Pacte d’associés franco-étranger : les 3 clauses à durcir + traduction assermentée

Un pacte d’associés franco-étranger, qui mélange des signataires français et étrangers, ne se contente pas des standards du droit français. Trois clauses doivent être durcies : le droit applicable, la juridiction compétente, et la version linguistique opposable. À ces trois clauses s’ajoute la question pratique de la traduction assermentée, dont la valeur juridique est souvent sous-estimée. Sans ces ajustements, l’exécution du pacte à l’étranger devient un parcours d’obstacles.

Réponse directe en deux phrases

Dans un pacte franco-étranger, les clauses de droit applicable, de juridiction et de langue doivent être rédigées avec un degré de précision supérieur, et la version bilingue doit désigner explicitement la version qui prévaut. La traduction assermentée par un traducteur inscrit sur la liste de la cour d’appel constitue le seul vecteur fiable pour la production en justice ou auprès d’une autorité étrangère.

Clause 1 : droit applicable

Le règlement Rome I (CE n° 593/2008) consacre la liberté de choix du droit applicable au contrat. Dans un pacte franco-étranger, le choix du droit français est usuel mais doit être réfléchi. Le droit français offre des outils éprouvés (1843-4 du Code civil, jurisprudence sur les clauses léonines), mais certaines clauses fonctionnent mieux sous droit anglais (warranties extensives) ou luxembourgeois (gouvernance de holding). La clause doit aussi traiter les lois de police étrangères et le statut des sociétés étrangères associées au pacte.

Clause 2 : juridiction et arbitrage

Pour un pacte international, l’arbitrage CCI à Paris est la solution la plus robuste. Il garantit la confidentialité, l’exequatur internationale via la Convention de New York de 1958, et un panel d’arbitres rompus aux questions sociétaires. La clause d’arbitrage doit préciser : le siège de l’arbitrage (Paris), la langue (français ou anglais), le nombre d’arbitres (un ou trois selon le montant en jeu), et la clause de référé pré-arbitral en cas d’urgence. Le tribunal de commerce de Paris reste une alternative, plus rapide pour les mesures conservatoires.
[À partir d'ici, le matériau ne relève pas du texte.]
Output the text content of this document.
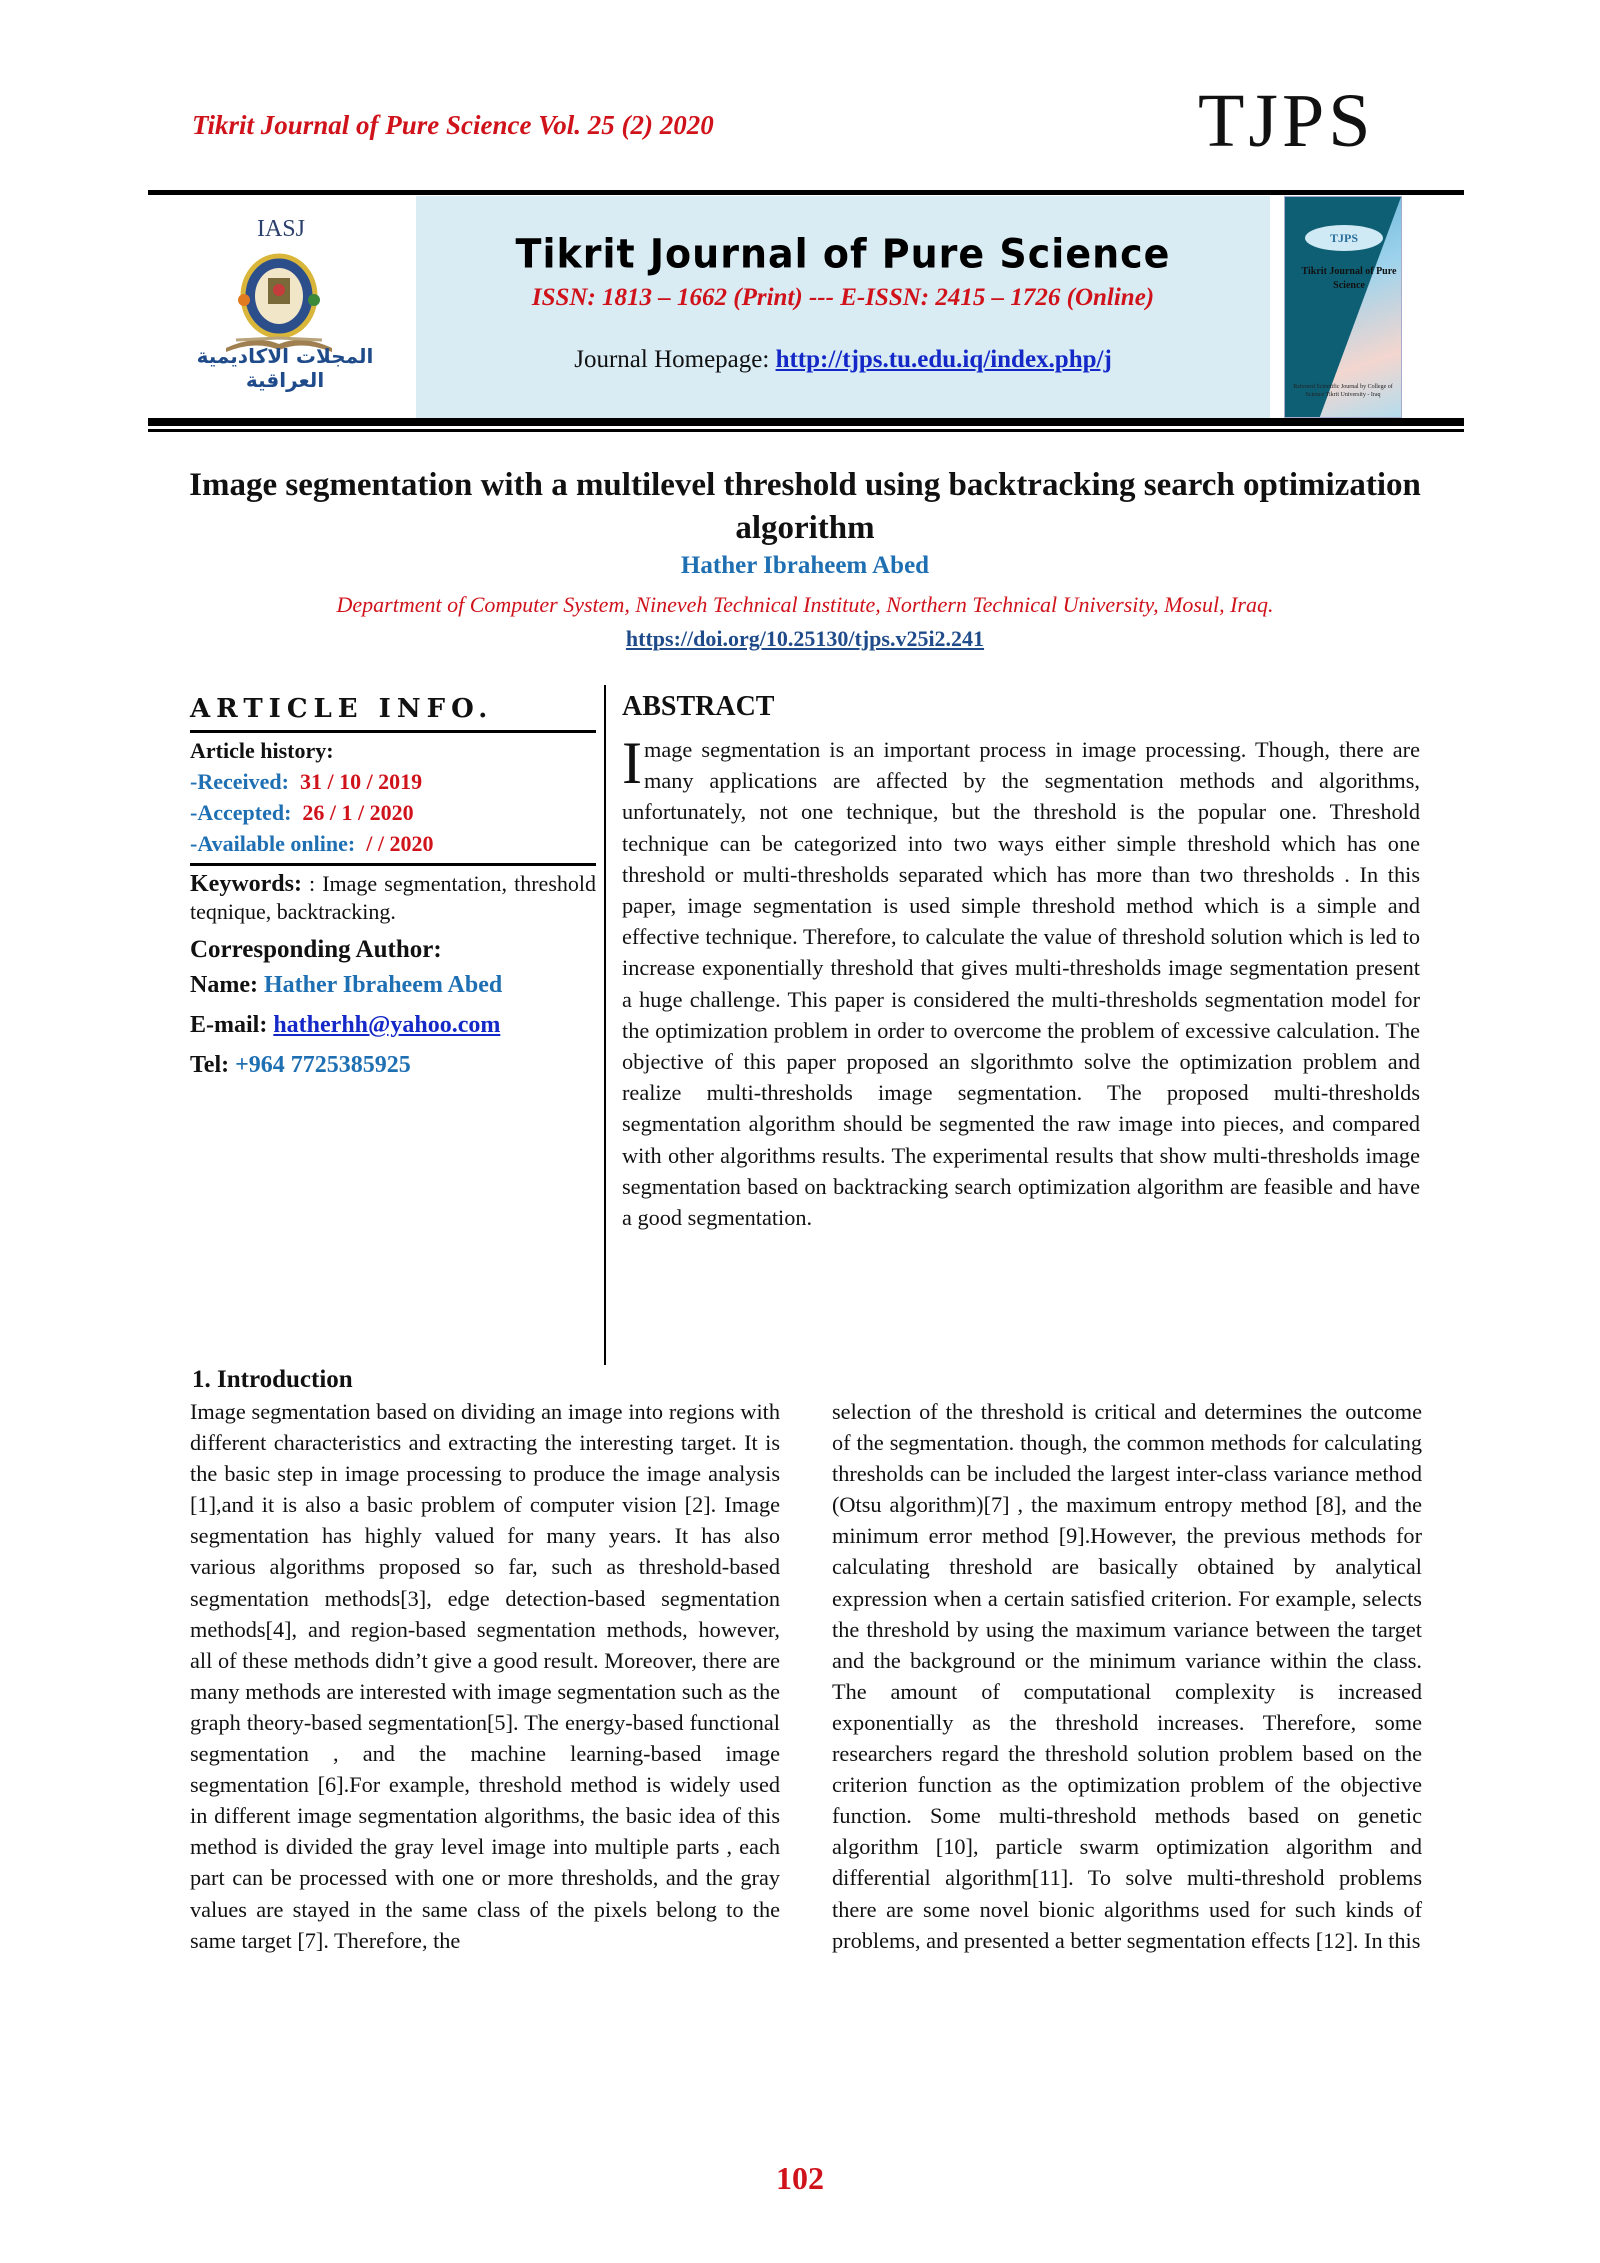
Tikrit Journal of Pure Science Vol. 25 (2) 2020	TJPS
IASJ
المجلات الاكاديمية العراقية
Tikrit Journal of Pure Science
ISSN: 1813 – 1662 (Print) --- E-ISSN: 2415 – 1726 (Online)
Journal Homepage: http://tjps.tu.edu.iq/index.php/j
TJPS
Tikrit Journal of Pure Science
Refereed Scientific Journal by College of Science Tikrit University - Iraq
Image segmentation with a multilevel threshold using backtracking search optimization algorithm
Hather Ibraheem Abed
Department of Computer System, Nineveh Technical Institute, Northern Technical University, Mosul, Iraq.
https://doi.org/10.25130/tjps.v25i2.241
ARTICLE INFO.
Article history:
-Received: 31 / 10 / 2019
-Accepted: 26 / 1 / 2020
-Available online: / / 2020
Keywords: : Image segmentation, threshold teqnique, backtracking.
Corresponding Author:
Name: Hather Ibraheem Abed
E-mail: hatherhh@yahoo.com
Tel: +964 7725385925
ABSTRACT
Image segmentation is an important process in image processing. Though, there are many applications are affected by the segmentation methods and algorithms, unfortunately, not one technique, but the threshold is the popular one. Threshold technique can be categorized into two ways either simple threshold which has one threshold or multi-thresholds separated which has more than two thresholds . In this paper, image segmentation is used simple threshold method which is a simple and effective technique. Therefore, to calculate the value of threshold solution which is led to increase exponentially threshold that gives multi-thresholds image segmentation present a huge challenge. This paper is considered the multi-thresholds segmentation model for the optimization problem in order to overcome the problem of excessive calculation. The objective of this paper proposed an slgorithmto solve the optimization problem and realize multi-thresholds image segmentation. The proposed multi-thresholds segmentation algorithm should be segmented the raw image into pieces, and compared with other algorithms results. The experimental results that show multi-thresholds image segmentation based on backtracking search optimization algorithm are feasible and have a good segmentation.
1. Introduction
Image segmentation based on dividing an image into regions with different characteristics and extracting the interesting target. It is the basic step in image processing to produce the image analysis [1],and it is also a basic problem of computer vision [2]. Image segmentation has highly valued for many years. It has also various algorithms proposed so far, such as threshold-based segmentation methods[3], edge detection-based segmentation methods[4], and region-based segmentation methods, however, all of these methods didn’t give a good result. Moreover, there are many methods are interested with image segmentation such as the graph theory-based segmentation[5]. The energy-based functional segmentation , and the machine learning-based image segmentation [6].For example, threshold method is widely used in different image segmentation algorithms, the basic idea of this method is divided the gray level image into multiple parts , each part can be processed with one or more thresholds, and the gray values are stayed in the same class of the pixels belong to the same target [7]. Therefore, the
selection of the threshold is critical and determines the outcome of the segmentation. though, the common methods for calculating thresholds can be included the largest inter-class variance method (Otsu algorithm)[7] , the maximum entropy method [8], and the minimum error method [9].However, the previous methods for calculating threshold are basically obtained by analytical expression when a certain satisfied criterion. For example, selects the threshold by using the maximum variance between the target and the background or the minimum variance within the class. The amount of computational complexity is increased exponentially as the threshold increases. Therefore, some researchers regard the threshold solution problem based on the criterion function as the optimization problem of the objective function. Some multi-threshold methods based on genetic algorithm [10], particle swarm optimization algorithm and differential algorithm[11]. To solve multi-threshold problems there are some novel bionic algorithms used for such kinds of problems, and presented a better segmentation effects [12]. In this
102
Clause 3 : version linguistique opposable

Une rédaction bilingue (français / anglais en colonne) est usuelle. Mais il faut désigner la version qui prévaut en cas de divergence d’interprétation. Cette désignation est cruciale : elle conditionne la lecture des juges et arbitres en cas de contentieux. La clause doit aussi préciser que les annexes et avenants suivent la même règle, et que les notifications peuvent se faire dans l’une ou l’autre langue. Une clause floue (« les deux versions font foi ») crée un contentieux d’interprétation à coup sûr.

Sortie d’un investisseur étranger

La sortie d’un investisseur étranger soulève des questions spécifiques : autorisation de transfert de devises dans le pays d’origine, fiscalité de la plus-value de cession (convention fiscale applicable), et opposabilité de la cession à la société française. Le pacte doit prévoir l’engagement de l’investisseur étranger de fournir les autorisations nécessaires dans son pays, sous peine de pénalité. La clause de rachat forcé doit être actionnable même en cas de défaillance administrative de l’investisseur.

Valeur de la traduction assermentée

Une traduction assermentée est réalisée par un traducteur inscrit sur la liste d’une cour d’appel française. Elle a force probante devant les juridictions françaises et auprès des administrations. Pour les autorités étrangères, l’apostille (Convention de La Haye de 1961) ou la légalisation consulaire peuvent être nécessaires. La traduction libre, faite par un cabinet de traduction non assermenté, n’a aucune valeur juridique propre.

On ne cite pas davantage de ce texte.